19. The Misadventures of Awkward Black Girl
By Issa Rae
The first words in the Barnes and Noble overview of this book are: The “brilliantly wry” (Lena Dunham) and “lovably awkward” (Mindy Kaling) New York Times bestseller from the creator of HBO’s Insecure. I feel like that should be enough to get you to read this one or at least add it to the list of books you’ll read when you have time to read again.
20. Year of Yes: How to Dance It Out, Stand in the Sun and Be Your Own Person
By Shonda Rhimes
It’s no surprise that this one made the cut. It came from the beautiful mind of executive producer Shonda Rhimes, who created hit television series Grey’s Anatomy, Private Practice and Scandal. She is also the executive producer of the TV series How to Get Away With Murder.

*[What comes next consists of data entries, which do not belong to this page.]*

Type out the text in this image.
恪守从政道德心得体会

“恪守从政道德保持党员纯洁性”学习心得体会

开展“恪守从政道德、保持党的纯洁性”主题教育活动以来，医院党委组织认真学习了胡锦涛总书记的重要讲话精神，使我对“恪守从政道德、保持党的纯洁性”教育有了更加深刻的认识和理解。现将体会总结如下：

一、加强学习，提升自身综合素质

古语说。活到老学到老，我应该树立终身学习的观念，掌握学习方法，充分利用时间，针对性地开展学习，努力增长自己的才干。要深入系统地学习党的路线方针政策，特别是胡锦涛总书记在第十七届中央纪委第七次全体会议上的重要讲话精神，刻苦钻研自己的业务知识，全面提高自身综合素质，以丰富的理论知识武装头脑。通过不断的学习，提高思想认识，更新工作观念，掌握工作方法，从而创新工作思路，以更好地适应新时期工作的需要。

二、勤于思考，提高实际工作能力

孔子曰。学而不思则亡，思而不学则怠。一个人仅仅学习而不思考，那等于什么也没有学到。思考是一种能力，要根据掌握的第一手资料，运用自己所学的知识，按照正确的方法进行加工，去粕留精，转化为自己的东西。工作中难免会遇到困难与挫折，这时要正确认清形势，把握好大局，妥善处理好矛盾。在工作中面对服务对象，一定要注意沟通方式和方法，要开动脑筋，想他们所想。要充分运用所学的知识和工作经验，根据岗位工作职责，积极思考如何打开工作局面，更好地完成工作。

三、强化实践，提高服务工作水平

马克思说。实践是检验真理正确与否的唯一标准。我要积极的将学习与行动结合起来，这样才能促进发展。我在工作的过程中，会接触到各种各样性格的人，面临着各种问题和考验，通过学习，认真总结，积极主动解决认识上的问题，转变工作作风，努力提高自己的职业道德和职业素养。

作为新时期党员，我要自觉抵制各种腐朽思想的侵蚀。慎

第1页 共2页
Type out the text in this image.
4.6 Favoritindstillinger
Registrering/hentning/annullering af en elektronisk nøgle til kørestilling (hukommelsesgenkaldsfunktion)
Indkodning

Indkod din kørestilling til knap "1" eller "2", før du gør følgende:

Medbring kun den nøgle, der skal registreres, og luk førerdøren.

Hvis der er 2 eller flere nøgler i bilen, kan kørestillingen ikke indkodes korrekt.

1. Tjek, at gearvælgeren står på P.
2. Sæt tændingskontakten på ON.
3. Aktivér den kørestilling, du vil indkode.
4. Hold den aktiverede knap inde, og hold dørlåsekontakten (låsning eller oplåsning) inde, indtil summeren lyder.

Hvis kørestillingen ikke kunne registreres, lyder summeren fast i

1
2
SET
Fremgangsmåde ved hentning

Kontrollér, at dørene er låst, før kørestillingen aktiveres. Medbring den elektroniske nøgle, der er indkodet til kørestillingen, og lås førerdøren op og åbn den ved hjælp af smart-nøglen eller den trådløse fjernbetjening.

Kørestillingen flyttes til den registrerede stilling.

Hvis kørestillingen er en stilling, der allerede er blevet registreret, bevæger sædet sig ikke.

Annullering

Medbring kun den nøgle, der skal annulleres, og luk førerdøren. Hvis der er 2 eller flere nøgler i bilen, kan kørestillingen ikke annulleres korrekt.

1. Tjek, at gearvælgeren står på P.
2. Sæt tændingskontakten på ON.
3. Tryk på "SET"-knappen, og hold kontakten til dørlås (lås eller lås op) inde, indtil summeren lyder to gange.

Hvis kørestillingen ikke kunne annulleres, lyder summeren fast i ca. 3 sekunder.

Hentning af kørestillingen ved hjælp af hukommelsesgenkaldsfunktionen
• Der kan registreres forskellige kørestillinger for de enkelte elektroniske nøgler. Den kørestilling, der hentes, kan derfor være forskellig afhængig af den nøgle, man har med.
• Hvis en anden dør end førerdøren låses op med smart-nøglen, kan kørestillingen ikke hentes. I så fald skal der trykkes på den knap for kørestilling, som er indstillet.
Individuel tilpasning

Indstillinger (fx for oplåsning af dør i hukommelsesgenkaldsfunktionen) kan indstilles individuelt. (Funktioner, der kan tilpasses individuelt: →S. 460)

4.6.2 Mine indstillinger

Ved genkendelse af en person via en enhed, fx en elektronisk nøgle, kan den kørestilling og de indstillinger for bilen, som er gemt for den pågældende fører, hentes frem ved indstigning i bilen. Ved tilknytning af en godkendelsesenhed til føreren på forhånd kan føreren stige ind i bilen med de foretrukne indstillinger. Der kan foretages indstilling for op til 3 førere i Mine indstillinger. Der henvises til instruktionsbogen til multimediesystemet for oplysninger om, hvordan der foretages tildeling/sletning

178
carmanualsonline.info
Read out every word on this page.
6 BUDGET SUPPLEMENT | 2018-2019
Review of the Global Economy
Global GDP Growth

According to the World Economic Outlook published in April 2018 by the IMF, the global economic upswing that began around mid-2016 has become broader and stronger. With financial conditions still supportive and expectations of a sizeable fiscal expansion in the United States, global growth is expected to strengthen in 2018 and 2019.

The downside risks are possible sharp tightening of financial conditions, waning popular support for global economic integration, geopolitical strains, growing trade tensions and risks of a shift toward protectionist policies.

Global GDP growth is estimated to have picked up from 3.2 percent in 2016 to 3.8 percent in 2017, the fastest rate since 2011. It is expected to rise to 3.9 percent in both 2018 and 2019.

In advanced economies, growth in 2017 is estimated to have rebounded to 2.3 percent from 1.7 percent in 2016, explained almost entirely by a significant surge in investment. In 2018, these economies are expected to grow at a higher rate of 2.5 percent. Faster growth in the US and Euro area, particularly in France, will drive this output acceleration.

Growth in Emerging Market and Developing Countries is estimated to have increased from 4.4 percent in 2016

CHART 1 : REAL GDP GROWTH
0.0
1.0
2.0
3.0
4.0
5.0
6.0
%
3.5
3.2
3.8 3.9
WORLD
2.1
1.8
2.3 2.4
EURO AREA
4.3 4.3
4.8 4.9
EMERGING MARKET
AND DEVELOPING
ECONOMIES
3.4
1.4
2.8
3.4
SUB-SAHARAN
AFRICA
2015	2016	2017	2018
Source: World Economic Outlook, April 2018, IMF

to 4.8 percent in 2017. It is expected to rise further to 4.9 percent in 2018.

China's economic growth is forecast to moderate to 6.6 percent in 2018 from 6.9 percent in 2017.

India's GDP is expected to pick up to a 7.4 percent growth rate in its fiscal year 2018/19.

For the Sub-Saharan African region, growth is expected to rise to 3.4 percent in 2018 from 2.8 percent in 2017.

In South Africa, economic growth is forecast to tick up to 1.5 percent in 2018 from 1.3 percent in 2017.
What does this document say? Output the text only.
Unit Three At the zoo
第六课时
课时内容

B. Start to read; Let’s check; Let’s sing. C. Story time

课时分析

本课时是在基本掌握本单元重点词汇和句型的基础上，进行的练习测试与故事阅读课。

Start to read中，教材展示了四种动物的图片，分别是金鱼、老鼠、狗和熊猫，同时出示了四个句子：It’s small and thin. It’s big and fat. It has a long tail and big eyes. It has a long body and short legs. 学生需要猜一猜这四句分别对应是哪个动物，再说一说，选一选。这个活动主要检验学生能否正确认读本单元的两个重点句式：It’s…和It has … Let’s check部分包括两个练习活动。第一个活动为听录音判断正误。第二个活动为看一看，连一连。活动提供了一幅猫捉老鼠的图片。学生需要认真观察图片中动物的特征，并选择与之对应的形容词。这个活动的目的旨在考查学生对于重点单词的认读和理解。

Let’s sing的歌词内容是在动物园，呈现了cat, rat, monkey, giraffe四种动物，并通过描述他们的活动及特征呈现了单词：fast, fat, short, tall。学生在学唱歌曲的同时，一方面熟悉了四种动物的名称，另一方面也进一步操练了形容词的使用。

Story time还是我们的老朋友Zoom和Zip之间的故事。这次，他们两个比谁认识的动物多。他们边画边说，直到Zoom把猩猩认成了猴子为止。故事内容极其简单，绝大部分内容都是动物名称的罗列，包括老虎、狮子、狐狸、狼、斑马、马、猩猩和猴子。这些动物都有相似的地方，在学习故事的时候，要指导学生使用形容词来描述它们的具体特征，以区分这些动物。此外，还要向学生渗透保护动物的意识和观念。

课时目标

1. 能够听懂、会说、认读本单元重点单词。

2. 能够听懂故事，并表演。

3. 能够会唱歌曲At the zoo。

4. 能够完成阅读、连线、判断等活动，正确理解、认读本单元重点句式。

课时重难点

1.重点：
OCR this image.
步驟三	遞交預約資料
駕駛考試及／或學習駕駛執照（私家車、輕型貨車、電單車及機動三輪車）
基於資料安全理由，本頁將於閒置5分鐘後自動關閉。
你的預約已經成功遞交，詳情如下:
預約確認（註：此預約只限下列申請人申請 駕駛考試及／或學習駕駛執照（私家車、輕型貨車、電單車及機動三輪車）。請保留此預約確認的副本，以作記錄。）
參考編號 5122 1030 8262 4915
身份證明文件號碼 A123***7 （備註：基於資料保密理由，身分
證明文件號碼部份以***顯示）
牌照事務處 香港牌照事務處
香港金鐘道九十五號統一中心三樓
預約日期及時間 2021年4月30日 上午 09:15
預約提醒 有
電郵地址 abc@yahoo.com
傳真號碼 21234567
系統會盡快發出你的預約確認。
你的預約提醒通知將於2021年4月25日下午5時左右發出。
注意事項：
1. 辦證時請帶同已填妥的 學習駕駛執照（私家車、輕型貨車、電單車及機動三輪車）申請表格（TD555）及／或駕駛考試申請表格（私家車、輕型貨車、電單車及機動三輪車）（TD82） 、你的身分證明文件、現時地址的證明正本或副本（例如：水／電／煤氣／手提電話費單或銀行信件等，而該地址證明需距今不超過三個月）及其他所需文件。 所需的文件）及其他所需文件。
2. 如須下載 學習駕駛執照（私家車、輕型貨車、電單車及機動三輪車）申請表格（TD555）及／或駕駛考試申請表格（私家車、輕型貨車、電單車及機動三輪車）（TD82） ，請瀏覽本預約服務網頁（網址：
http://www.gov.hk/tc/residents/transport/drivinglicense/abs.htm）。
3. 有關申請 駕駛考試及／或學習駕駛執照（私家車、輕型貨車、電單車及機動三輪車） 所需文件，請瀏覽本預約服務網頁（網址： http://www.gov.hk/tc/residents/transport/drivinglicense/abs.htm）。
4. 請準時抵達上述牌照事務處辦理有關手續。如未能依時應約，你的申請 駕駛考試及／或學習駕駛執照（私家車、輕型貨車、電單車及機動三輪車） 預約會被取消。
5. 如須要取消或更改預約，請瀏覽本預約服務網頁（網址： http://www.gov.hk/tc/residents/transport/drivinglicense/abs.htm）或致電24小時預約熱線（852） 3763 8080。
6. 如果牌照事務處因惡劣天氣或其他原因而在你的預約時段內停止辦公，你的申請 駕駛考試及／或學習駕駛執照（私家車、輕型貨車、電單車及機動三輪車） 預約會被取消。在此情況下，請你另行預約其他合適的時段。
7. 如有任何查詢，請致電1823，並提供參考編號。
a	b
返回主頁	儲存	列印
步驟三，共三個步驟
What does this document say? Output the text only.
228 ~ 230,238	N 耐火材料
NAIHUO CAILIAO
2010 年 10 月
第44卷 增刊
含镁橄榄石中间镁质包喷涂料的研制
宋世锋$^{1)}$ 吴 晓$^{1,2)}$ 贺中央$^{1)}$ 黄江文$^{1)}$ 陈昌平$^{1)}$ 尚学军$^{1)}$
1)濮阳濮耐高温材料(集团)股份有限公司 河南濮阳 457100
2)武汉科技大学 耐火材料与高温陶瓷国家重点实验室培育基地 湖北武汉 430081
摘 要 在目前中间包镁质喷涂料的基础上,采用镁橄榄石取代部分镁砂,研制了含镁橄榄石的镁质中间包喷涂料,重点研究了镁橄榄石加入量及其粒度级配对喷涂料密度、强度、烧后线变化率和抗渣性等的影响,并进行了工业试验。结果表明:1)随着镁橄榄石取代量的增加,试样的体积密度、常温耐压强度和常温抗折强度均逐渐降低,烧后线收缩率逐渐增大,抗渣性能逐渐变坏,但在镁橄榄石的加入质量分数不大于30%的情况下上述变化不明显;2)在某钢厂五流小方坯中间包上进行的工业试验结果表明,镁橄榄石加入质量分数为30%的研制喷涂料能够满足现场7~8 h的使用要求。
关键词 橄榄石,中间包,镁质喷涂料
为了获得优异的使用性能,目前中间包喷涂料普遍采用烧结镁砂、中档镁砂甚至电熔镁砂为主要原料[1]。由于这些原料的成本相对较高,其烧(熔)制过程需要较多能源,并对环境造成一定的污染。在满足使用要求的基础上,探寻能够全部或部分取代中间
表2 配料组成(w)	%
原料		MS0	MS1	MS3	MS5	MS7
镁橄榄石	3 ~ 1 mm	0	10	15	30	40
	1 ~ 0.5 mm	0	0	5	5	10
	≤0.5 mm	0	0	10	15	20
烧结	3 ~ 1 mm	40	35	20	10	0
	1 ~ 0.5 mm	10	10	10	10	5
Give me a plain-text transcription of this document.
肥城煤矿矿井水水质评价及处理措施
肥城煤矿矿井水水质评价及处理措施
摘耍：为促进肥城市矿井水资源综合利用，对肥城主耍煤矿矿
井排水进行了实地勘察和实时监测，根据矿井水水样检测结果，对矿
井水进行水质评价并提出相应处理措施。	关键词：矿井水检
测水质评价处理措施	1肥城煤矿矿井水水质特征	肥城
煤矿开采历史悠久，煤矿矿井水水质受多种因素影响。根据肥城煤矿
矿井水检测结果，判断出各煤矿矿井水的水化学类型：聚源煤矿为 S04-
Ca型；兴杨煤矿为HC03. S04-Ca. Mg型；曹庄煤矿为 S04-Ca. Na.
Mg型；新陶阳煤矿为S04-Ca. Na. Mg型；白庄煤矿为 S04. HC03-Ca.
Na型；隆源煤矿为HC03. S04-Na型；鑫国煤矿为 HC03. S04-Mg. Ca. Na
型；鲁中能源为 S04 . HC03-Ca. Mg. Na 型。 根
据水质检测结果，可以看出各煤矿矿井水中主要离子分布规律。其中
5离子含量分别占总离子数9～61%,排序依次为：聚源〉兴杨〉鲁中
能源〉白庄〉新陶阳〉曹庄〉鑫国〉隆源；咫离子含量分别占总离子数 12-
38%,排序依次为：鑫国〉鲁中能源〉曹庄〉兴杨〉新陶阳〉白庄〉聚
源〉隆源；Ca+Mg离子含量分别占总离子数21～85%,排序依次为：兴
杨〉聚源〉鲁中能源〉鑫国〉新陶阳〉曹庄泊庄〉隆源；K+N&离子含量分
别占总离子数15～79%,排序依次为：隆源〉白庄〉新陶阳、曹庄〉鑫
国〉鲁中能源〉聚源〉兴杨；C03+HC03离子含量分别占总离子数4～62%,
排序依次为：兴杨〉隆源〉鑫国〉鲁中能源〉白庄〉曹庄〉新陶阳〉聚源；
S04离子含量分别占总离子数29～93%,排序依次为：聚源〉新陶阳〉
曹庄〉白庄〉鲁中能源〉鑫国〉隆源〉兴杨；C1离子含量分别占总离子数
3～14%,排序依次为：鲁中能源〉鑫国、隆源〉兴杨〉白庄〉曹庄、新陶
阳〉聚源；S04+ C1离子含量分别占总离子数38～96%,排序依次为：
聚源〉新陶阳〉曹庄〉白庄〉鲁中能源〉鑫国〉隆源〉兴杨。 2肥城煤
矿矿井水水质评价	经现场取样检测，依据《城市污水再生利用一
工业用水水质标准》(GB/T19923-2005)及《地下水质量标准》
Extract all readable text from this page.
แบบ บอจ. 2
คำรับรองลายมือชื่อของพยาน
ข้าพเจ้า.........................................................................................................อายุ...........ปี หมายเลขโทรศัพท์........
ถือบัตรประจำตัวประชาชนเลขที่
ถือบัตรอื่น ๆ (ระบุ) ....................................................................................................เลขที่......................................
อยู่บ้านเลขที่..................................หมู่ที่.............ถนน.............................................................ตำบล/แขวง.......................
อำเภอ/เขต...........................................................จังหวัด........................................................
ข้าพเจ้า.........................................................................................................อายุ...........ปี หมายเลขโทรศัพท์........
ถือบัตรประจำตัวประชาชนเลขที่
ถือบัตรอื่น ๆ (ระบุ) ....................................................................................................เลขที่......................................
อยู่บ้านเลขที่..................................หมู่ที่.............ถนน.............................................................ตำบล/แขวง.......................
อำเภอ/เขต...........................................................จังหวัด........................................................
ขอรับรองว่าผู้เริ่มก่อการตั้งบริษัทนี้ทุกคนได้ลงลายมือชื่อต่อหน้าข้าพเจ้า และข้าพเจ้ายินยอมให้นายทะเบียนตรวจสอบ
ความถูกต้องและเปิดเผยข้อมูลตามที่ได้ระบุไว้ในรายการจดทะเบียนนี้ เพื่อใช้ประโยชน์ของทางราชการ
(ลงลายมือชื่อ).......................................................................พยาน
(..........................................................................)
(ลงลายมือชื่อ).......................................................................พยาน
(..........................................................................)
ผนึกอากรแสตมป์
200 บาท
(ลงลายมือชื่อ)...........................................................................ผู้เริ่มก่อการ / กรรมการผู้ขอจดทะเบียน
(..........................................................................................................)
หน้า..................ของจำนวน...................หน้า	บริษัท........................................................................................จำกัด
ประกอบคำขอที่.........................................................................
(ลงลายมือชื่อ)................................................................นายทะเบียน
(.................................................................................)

21. Harry Potter and the Sorcerer’s Stone
By J.K. Rowling
Not only is the bride’s sister a Harry Potter fan with her very own shrine to prove it, J.K. Rowling is definitely down enough to earn herself a spot on this list, and for her very first published book. She not only defended Serena Williams in 2015 when a Twitter troll said she was built like a man, the author’s own success story is the stuff of pure inspiration.
After all, she was once “a single mother, broke in a coffee shop, writing Harry Potter on a napkin,” according to Newsweek.
22. We’re Going to Need More Wine: Stories That Are Funny, Complicated, and True
By Gabrielle Union
In this book of essays, actress Gabrielle Union talks about her life growing up black in a white California suburb. She deals with issues of race, inequality and sexism in Hollywood and reveals that she is a sexual assault victim.